PJ wrote an interesting post – Taking the bike for a walk
In response to a Guardian article – Is it OK to get off your bike and walk up a hill?
Since hill climbs are close to my heart – I can’t resist chipping in.
The truth is I’m torn between conflicting emotions.
On the one hand is the hill climb chimp, with a thought process like:
> “It’s better to die on a hill than surrender and walk up. The modern generation is too soft with its compact chain sets and granny gears. We should recreate the hill climbs of old – 12kg steel bike, fixed gears and the one who gets furthest up the hill without falling off – wins. That’s proper cycling – not this modern, get off and walk if you feel like it nonsense.
The other chimp in me is the more reasonable, rational, politically correct version.
>“Of course, there’s nothing wrong with walking up a hill. If it’s too steep, why not walk? We don’t cycle just for pride. Why risk damaging your muscles by overstraining? If you get caught out with a steep gradient – take a moment to enjoy the view, take it easy and just try to bring more gears for next time. Even pros can have to walk up hills at times. Only a man’s foolish pride would keep him chugging away up a 25% slope at 3mph – just so you can tell yourself you did it. It’s not as if anyone is there to judge you. And if they do judge you, so what?” Cycling is not a perpetual race and competition – it is something to enjoy.
I’m not sure which chimp I prefer. You can pay your money and take your choice. But, ever since I took up cycling aged 13 – I can’t ever think of a time I have ever had to dismount and walk up a hill – even though I have come perilously close. Though it is quite possible I have got off and walked in the past, but somehow the memory has slipped quite out of my mind!

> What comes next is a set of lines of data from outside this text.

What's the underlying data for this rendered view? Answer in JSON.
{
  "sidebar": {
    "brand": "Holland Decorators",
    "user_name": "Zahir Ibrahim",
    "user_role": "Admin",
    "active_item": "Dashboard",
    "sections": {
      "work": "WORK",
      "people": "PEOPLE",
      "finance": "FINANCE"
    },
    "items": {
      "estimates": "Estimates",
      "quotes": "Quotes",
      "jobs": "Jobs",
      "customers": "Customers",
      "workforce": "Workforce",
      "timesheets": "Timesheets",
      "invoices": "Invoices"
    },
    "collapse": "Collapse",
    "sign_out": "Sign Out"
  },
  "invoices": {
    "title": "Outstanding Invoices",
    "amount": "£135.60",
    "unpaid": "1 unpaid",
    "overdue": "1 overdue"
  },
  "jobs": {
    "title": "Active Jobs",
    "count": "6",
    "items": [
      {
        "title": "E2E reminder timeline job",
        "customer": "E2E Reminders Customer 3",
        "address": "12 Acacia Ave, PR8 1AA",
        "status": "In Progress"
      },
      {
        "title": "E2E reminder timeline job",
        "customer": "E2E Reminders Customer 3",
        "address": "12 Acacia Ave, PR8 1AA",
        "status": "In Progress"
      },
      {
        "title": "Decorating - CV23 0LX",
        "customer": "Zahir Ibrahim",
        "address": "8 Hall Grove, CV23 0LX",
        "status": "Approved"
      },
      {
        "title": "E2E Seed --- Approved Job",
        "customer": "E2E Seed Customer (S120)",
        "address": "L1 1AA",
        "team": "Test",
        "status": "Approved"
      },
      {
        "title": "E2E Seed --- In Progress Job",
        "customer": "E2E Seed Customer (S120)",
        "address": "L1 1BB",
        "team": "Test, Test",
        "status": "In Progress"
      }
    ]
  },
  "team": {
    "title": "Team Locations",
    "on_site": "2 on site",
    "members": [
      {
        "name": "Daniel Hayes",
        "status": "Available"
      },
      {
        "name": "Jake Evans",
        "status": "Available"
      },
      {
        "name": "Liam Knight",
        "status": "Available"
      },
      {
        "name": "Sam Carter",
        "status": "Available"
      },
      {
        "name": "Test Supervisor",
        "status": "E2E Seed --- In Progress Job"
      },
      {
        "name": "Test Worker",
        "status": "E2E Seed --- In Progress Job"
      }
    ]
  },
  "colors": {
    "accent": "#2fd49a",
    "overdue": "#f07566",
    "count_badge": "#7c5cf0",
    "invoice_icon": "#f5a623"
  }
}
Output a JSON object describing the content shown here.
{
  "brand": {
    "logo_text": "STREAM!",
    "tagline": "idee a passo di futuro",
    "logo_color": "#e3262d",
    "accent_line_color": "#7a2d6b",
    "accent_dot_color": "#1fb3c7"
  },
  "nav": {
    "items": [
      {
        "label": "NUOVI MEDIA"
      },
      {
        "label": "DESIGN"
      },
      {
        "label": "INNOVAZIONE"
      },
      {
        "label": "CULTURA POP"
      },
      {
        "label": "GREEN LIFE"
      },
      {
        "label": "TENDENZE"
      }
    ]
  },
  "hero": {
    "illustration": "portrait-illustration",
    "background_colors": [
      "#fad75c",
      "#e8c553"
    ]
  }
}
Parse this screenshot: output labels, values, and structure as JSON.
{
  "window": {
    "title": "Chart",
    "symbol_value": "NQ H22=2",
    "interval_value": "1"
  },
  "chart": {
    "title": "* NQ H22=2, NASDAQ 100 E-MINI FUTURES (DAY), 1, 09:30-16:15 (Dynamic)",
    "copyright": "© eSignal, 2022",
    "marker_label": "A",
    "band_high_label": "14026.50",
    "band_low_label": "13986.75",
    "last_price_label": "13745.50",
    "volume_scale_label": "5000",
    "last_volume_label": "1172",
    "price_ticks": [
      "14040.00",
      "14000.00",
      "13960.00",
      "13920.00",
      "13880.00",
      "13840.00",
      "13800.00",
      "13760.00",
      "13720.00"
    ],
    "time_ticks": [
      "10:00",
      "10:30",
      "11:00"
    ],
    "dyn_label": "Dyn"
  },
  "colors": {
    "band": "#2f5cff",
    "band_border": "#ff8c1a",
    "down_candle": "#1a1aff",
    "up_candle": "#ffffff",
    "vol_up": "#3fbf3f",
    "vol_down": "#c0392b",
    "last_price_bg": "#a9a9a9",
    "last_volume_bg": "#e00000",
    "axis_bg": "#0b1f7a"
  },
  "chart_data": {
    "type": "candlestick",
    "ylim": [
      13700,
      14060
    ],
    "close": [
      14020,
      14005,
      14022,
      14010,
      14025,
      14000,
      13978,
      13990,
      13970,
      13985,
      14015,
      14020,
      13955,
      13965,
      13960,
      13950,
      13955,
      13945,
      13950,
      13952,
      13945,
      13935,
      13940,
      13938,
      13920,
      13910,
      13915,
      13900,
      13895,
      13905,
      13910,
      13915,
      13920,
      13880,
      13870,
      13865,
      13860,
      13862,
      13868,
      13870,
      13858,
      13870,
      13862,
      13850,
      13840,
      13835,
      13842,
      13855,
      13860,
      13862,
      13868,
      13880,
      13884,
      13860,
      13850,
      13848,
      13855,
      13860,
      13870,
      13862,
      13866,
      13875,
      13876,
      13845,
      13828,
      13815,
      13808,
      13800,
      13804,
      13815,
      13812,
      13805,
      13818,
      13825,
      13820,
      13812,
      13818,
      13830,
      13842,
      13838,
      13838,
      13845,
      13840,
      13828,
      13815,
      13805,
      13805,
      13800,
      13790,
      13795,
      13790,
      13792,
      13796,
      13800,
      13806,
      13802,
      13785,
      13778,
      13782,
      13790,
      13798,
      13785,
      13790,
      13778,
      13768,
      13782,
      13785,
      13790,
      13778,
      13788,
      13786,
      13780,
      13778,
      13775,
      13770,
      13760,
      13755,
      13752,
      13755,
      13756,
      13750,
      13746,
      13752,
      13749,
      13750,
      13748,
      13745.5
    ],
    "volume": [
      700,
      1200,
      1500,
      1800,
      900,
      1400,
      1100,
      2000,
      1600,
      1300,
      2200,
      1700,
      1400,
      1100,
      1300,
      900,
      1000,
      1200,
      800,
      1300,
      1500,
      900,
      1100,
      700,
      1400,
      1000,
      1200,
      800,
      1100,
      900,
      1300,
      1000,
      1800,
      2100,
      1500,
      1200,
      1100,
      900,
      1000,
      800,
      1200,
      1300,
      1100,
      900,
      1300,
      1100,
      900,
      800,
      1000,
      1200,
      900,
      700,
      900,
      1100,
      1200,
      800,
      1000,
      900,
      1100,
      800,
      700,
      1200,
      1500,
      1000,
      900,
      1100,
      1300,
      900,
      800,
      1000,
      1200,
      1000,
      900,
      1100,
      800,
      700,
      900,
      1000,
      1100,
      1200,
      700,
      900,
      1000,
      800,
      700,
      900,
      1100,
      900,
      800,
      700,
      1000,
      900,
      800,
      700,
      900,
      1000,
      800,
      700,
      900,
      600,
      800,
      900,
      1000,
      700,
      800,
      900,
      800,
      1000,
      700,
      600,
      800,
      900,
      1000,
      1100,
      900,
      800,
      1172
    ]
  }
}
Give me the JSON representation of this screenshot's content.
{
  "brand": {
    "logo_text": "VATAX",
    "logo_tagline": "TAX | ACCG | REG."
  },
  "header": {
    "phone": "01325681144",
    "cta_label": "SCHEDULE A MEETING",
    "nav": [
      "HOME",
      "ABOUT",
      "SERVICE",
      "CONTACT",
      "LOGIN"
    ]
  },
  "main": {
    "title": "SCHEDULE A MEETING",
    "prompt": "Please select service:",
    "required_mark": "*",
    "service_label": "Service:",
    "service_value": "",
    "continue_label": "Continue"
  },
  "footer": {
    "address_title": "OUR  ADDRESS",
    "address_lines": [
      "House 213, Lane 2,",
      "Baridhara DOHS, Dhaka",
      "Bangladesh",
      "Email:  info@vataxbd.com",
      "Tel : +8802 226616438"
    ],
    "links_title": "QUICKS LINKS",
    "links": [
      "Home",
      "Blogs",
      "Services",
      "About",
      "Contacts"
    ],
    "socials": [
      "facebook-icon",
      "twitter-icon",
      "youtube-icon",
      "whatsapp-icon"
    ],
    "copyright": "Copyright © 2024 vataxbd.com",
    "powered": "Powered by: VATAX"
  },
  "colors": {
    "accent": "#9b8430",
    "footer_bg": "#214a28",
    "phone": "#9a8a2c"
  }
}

The worse hills for nearly walking were:
- Wrynose pass – a seeming unrelenting 20-25% into a headwind with lowest gear of 39*25
- Bushcombe Lane – the same over gearing on a hill which proved much more difficult than I ever imagined could exist in the south of England.
- Hardknott Pass – 30% wet and slippy. I had to go really wide on the hairpins. I particularly ‘liked’ that feeling of falling over backwards because the hill was so steep. Brilliant.
The problem is there really is part of me, which enjoys that feeling of not knowing whether you are going to make it to the top. Usually when cycling you are in control. But, when you go up a 30% slope in the wet, you really feel at the mercy of the hill climb gods. It becomes a delightfully surreal challenge as to whether you can make it. In every case, I can’t resist giving it absolutely everything to avoid stopping and getting off and walk. From a rational point of view, it would have made more sense to walk the last bit of Wrynose Pass. I didn’t have anything to prove to myself or other people – by cycling at 3mph and 30 rpm and straining every sinew in my back. But, I did enjoy the ride more because I made it to the top without walking. Whenever I think of Wrynose Pass, I look back with fond memories – of the day when I killed myself to cycle to the top.
That’s essentially what ‘we’ like about cycling – we want it to be hard, we want it to be difficult. The steeper and harder the hill the better. 100 Climbs has become a cycling phenomena. Hill climbing has never been so popular. This may leave you mystified. In which case, you will probably be much happier to take a breather, enjoy the view and walk when needs must – and don’t pay any attention to anyone who tries to tell you differently.
But, for me the hill climb chimp is a difficult beast to contain and I can’t wait for a better weather to go back up to tackle Hardknott Pass, Rosedale Chimney and the rest.